Musical story: Let’s role back the clock to 1967. Ures truly is in high school and on weekends being the transmitter engineer at R&B station KYAC in Kirkland, WA.
There, on Sunday mornings, it was my pleasure to engineer for Sonny Buxton’s Jazz Unlimited show. And it was there I developed a taste for Jazz.
Among my favorites was a composer – Oliver Nelson – whose band had some amazing works. One in particular – Jazz and the Abstract Truth has been a favorite for coming up on 50-years now. You can find it on YouTube – provided you even know where to look.
I’ll save you the trouble; click here for the YT piece.
If you’re new to great jazz, you might want to stick with something a lot more “commercial” sounding. Nelson’s “Stolen Moments” is great – very easy listening with only limited solo and ad lib work. Another one, on his tribute to fallen U.S. President John Kennedy that gave Nelson a chance to explore his more cinematic side was “A Genuine Peace” that begins with a Kennedy speech excerpt.
No, this morning’s column is not a piece about “jazz appreciation.” It’s actually about the choice of title for Nelson’s Jazz and Abstract Truth.
If you listen to the song 50-years – off and on – you discover the “music in your head” can be a set of hangars for your thinking.

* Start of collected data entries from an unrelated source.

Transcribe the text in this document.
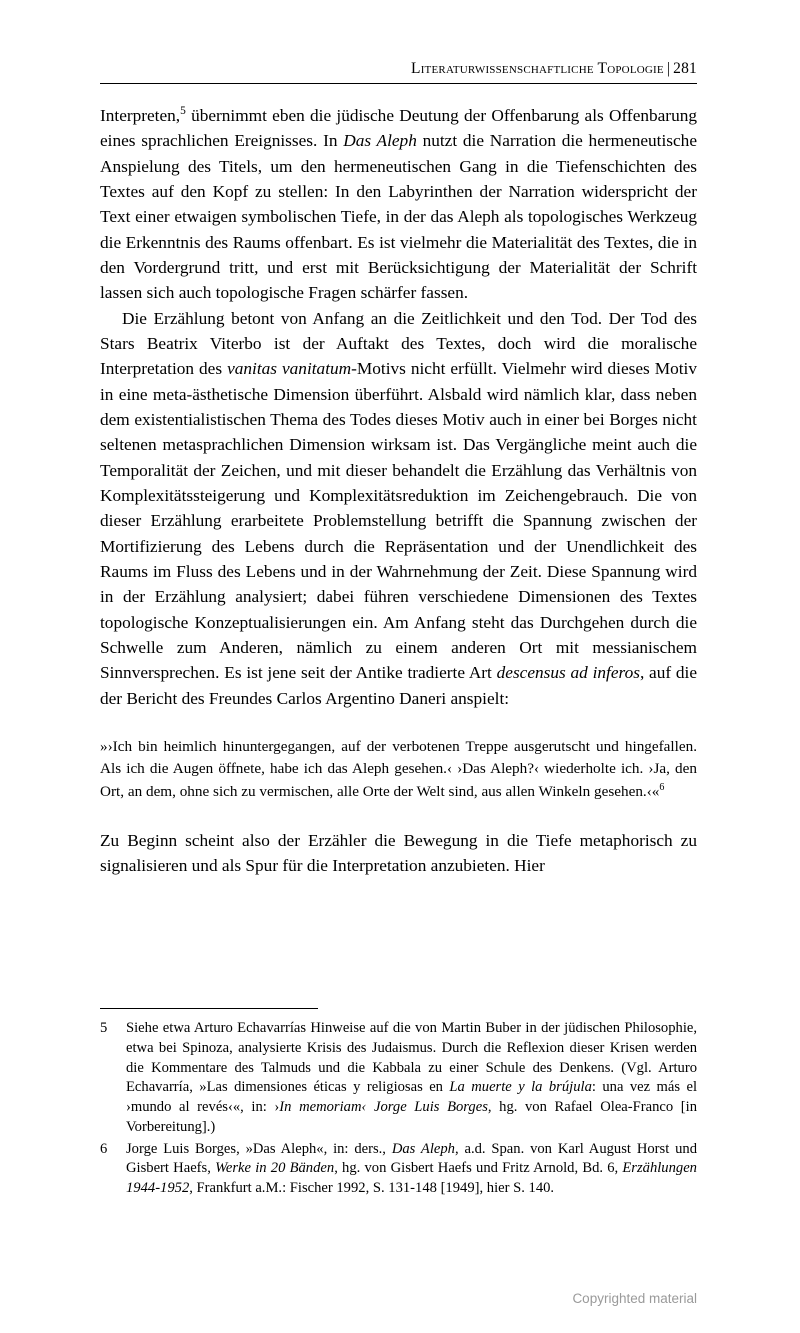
Literaturwissenschaftliche Topologie | 281

Interpreten,$^5$ übernimmt eben die jüdische Deutung der Offenbarung als Offenbarung eines sprachlichen Ereignisses. In Das Aleph nutzt die Narration die hermeneutische Anspielung des Titels, um den hermeneutischen Gang in die Tiefenschichten des Textes auf den Kopf zu stellen: In den Labyrinthen der Narration widerspricht der Text einer etwaigen symbolischen Tiefe, in der das Aleph als topologisches Werkzeug die Erkenntnis des Raums offenbart. Es ist vielmehr die Materialität des Textes, die in den Vordergrund tritt, und erst mit Berücksichtigung der Materialität der Schrift lassen sich auch topologische Fragen schärfer fassen.

Die Erzählung betont von Anfang an die Zeitlichkeit und den Tod. Der Tod des Stars Beatrix Viterbo ist der Auftakt des Textes, doch wird die moralische Interpretation des vanitas vanitatum-Motivs nicht erfüllt. Vielmehr wird dieses Motiv in eine meta-ästhetische Dimension überführt. Alsbald wird nämlich klar, dass neben dem existentialistischen Thema des Todes dieses Motiv auch in einer bei Borges nicht seltenen metasprachlichen Dimension wirksam ist. Das Vergängliche meint auch die Temporalität der Zeichen, und mit dieser behandelt die Erzählung das Verhältnis von Komplexitätssteigerung und Komplexitätsreduktion im Zeichengebrauch. Die von dieser Erzählung erarbeitete Problemstellung betrifft die Spannung zwischen der Mortifizierung des Lebens durch die Repräsentation und der Unendlichkeit des Raums im Fluss des Lebens und in der Wahrnehmung der Zeit. Diese Spannung wird in der Erzählung analysiert; dabei führen verschiedene Dimensionen des Textes topologische Konzeptualisierungen ein. Am Anfang steht das Durchgehen durch die Schwelle zum Anderen, nämlich zu einem anderen Ort mit messianischem Sinnversprechen. Es ist jene seit der Antike tradierte Art descensus ad inferos, auf die der Bericht des Freundes Carlos Argentino Daneri anspielt:

»›Ich bin heimlich hinuntergegangen, auf der verbotenen Treppe ausgerutscht und hingefallen. Als ich die Augen öffnete, habe ich das Aleph gesehen.‹ ›Das Aleph?‹ wiederholte ich. ›Ja, den Ort, an dem, ohne sich zu vermischen, alle Orte der Welt sind, aus allen Winkeln gesehen.‹«$^6$

Zu Beginn scheint also der Erzähler die Bewegung in die Tiefe metaphorisch zu signalisieren und als Spur für die Interpretation anzubieten. Hier

5	Siehe etwa Arturo Echavarrías Hinweise auf die von Martin Buber in der jüdischen Philosophie, etwa bei Spinoza, analysierte Krisis des Judaismus. Durch die Reflexion dieser Krisen werden die Kommentare des Talmuds und die Kabbala zu einer Schule des Denkens. (Vgl. Arturo Echavarría, »Las dimensiones éticas y religiosas en La muerte y la brújula: una vez más el ›mundo al revés‹«, in: ›In memoriam‹ Jorge Luis Borges, hg. von Rafael Olea-Franco [in Vorbereitung].)
6	Jorge Luis Borges, »Das Aleph«, in: ders., Das Aleph, a.d. Span. von Karl August Horst und Gisbert Haefs, Werke in 20 Bänden, hg. von Gisbert Haefs und Fritz Arnold, Bd. 6, Erzählungen 1944-1952, Frankfurt a.M.: Fischer 1992, S. 131-148 [1949], hier S. 140.
Copyrighted material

While the jazz part has tons of solos, that at times may not even seem to make sense, by the end, it’s all pulled together to a satisfying finish. Not all songs do this (that is, start, get a theme, and then wander off in all directions, only to all show up and play nicely together at the end) but it’s a fine metaphor for many things – including how to run successful companies and more.
There is – within music – much to be discovered about how we are as individual humans. Perhaps because music has the unique ability to synchronize the two halves of the brain so that they can go off doing their own things, and yet, at the conclusion of a great thought process, all wander back in with a wonderful conclusion.
But it’s not always so bright because with a nicely crafted jazz metaphor, we can also occasionally make out how the external worlds, the ones beyond our control, actually work.
My offering for your consideration this morning, is that there are probably a half dozen “great situations” playing out in America right now. Situations where we have briefly touched on purpose, but as in some of Nelson’s work, we’ve wandered off to abstract solo parts.
I get tons of emails from readers – and I read every comment submitted to this site before approving it for public consumption.
One of these dealt with the Texas Biker Shoot-out and it speaks to the “abstract truth” that seems very odd in proximity as it is to Jade Helm:
“…don’t think it was HOURS after the gang shootout that I turned on tv and found out about it. But as soon as I saw the news about it, and saw a lot of bikers sitting quietly on a curb like kindergardeners,(no handcuffs on them, etc) I had the same kind of feeling that I had the day I turned on tv and there was the news about the towers in New Yawk…..I had a calm “what is this?” feeling, and I didn’t think it was “real.” I saw that it was indeed real, yet still had a “what the heck is this?” feeling about the former .
I’m not trying to make somethin’ out of nothin’……I just think the gang thing is not what it is proclaimed to be. When I was outside of Houston, about 2 wks ago, and about 30 minutes away from Bastrop, I saw about 4-6 bikers going down the street, and thought it was odd to see them there. I don’t know that I’ve ever seen any in person before. Wonder if this could really be some part of sicko game that is part of the exercise supposed to take place soon in Tx. It just seems too odd to me to be unrelated to anything else. It SAID on tv and in print, that a number of them had been killed (9?)and something like 200 arrested, and yet all I saw was the kindergardner group lined up nicely and without cuffs,sitting on a curb. News said it was a “bloody” or “gory” scene, yet I saw no pictures like that. I don’t know……….. M
And this person was not alone…here’s another reasonable comment:
“These Texas gangs dont look like Chicago/Peoria counterparts at all!